In honor of all the victims of the tragedy of September 11 and its aftermath, their families, and their friends.
I will always remember, as will many of us, where I was the morning of September 11, 2001. A lucky change in job the day before kept me away from Ground Zero at the time of the attack.
I was a vice president at Merrill Lynch, working at its headquarters in New York City. For a year, I had been commuting on the PATH train from New Jersey to the World Trade Center, arriving around 8:45 a.m. every day. I then took an escalator and sky bridge over to my office at Two World Financial Center.
On Monday, September 10, 2001, I started a new position in the company’s Princeton, New Jersey office. At 8:46 a.m. on Tuesday, when the first plane hit, I was pulling into a parking lot in suburbia, not in a crowd of panicked commuters underneath the WTC. The first sign that something was amiss was when my NPR signal went out. (WNYC had a transmitter on top of the WTC.) The “could have been” occupied my thoughts for weeks.
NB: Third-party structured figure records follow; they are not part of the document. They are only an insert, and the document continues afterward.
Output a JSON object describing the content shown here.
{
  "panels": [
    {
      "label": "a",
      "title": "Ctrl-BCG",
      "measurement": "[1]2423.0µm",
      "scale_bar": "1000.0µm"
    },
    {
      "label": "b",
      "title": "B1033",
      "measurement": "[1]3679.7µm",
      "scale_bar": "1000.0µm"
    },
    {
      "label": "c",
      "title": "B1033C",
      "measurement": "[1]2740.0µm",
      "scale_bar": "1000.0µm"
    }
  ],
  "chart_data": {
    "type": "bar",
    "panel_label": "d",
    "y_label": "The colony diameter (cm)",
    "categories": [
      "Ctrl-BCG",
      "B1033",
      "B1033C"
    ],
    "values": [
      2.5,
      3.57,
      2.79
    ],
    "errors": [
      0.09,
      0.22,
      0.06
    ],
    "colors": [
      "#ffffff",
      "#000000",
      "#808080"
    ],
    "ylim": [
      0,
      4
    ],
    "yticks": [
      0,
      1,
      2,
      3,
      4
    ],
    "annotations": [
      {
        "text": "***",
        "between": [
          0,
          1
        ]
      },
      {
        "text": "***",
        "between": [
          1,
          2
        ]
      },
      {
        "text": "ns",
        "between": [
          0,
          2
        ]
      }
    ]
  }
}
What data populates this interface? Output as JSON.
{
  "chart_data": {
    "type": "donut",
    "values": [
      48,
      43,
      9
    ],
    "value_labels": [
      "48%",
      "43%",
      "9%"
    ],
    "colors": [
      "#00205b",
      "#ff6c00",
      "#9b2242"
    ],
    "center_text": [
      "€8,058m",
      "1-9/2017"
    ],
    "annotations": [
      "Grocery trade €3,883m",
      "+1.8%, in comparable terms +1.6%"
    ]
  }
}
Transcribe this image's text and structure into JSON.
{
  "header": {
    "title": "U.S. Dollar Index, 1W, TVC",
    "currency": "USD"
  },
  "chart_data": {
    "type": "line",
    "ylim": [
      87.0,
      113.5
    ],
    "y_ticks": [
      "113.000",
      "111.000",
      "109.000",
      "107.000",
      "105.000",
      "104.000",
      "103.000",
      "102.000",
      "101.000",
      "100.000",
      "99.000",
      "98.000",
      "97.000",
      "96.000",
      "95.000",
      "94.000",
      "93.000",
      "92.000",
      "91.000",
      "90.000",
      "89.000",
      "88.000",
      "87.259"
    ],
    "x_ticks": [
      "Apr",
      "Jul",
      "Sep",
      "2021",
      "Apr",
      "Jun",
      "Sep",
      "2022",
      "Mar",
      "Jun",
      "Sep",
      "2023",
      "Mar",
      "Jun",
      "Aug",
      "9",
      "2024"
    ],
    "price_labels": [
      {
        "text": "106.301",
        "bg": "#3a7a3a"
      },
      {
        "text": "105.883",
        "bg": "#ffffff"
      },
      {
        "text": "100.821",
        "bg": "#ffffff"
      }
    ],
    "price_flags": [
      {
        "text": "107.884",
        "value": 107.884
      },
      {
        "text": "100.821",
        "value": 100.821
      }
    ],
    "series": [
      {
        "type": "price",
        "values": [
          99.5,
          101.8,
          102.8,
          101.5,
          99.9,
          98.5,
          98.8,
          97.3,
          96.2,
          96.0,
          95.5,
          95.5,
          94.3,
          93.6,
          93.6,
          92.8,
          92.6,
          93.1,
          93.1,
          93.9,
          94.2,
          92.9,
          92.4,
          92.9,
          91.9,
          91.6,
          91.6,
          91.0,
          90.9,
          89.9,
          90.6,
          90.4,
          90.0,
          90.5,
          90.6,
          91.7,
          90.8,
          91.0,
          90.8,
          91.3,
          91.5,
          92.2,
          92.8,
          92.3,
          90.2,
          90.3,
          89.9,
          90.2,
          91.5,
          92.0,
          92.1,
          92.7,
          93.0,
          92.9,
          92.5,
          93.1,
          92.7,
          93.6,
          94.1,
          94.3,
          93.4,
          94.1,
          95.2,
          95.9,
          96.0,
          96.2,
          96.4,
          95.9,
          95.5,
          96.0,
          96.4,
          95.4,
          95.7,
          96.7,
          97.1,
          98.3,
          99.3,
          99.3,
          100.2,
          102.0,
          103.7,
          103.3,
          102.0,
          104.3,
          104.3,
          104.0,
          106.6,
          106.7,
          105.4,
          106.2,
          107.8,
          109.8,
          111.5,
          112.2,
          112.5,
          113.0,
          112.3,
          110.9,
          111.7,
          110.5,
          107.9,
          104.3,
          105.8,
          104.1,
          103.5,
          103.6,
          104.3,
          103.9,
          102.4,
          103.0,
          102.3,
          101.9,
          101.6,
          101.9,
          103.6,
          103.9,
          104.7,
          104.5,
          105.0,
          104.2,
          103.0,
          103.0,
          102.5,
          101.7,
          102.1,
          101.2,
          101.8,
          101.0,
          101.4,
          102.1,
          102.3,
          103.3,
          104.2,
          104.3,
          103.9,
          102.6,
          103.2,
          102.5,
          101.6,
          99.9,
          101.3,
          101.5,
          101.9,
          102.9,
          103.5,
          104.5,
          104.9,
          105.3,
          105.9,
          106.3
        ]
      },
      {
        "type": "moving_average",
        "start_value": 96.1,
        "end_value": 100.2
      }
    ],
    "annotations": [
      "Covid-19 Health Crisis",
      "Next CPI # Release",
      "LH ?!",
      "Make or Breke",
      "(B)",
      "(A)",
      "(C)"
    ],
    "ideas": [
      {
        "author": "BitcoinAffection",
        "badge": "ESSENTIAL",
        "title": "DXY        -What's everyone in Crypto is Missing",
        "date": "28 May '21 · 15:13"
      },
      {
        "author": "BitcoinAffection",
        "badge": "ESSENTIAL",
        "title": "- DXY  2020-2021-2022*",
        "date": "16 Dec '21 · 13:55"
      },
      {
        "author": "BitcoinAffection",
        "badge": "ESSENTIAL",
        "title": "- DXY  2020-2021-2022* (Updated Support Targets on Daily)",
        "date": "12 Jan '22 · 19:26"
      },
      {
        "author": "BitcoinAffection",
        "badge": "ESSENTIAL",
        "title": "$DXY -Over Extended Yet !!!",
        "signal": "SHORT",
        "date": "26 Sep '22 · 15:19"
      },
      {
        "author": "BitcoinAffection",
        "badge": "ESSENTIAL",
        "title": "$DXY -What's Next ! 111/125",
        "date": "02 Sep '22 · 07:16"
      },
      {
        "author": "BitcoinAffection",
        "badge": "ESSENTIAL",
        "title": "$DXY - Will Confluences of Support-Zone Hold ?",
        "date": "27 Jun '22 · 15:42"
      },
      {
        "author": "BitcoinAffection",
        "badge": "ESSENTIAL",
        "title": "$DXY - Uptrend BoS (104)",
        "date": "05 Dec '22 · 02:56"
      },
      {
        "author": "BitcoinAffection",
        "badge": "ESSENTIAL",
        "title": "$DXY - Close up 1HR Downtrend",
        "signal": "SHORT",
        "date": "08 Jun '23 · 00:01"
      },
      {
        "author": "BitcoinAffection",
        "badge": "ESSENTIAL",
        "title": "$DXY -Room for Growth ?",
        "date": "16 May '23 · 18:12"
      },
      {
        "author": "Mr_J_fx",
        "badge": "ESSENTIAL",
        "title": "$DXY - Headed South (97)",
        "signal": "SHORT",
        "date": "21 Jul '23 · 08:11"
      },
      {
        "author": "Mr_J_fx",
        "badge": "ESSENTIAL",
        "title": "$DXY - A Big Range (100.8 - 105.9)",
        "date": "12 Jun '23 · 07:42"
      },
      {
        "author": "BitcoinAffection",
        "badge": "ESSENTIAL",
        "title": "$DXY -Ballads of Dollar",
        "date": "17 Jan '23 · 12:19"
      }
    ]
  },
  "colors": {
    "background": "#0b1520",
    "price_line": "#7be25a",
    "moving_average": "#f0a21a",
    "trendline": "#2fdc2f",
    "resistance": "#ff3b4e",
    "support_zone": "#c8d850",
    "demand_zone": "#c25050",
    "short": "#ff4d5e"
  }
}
I don’t want to overstate my experience versus those who were killed, injured, or knew those who were. My heart goes out to them every time I think about it. The event affected me, though, in more ways than I realized at the time. It is perhaps not coincidental that shortly after September 11, Helen and I began to talk seriously about having a child, after more than eight years together. Unseized opportunities took on new immediacy. Yes, it gave us pause, wanting to bring a child into a world where “detonate” is a reflexive verb. But when we lose our faith in the future, the terrorists have already won.
May we all work in whatever way we can for a safer, more peaceful world for our children—and children of all countries, faiths, and cultures.
(The tall building with the flat black top just to the left of the WTC in the photo is Two World Financial Center, where I worked.)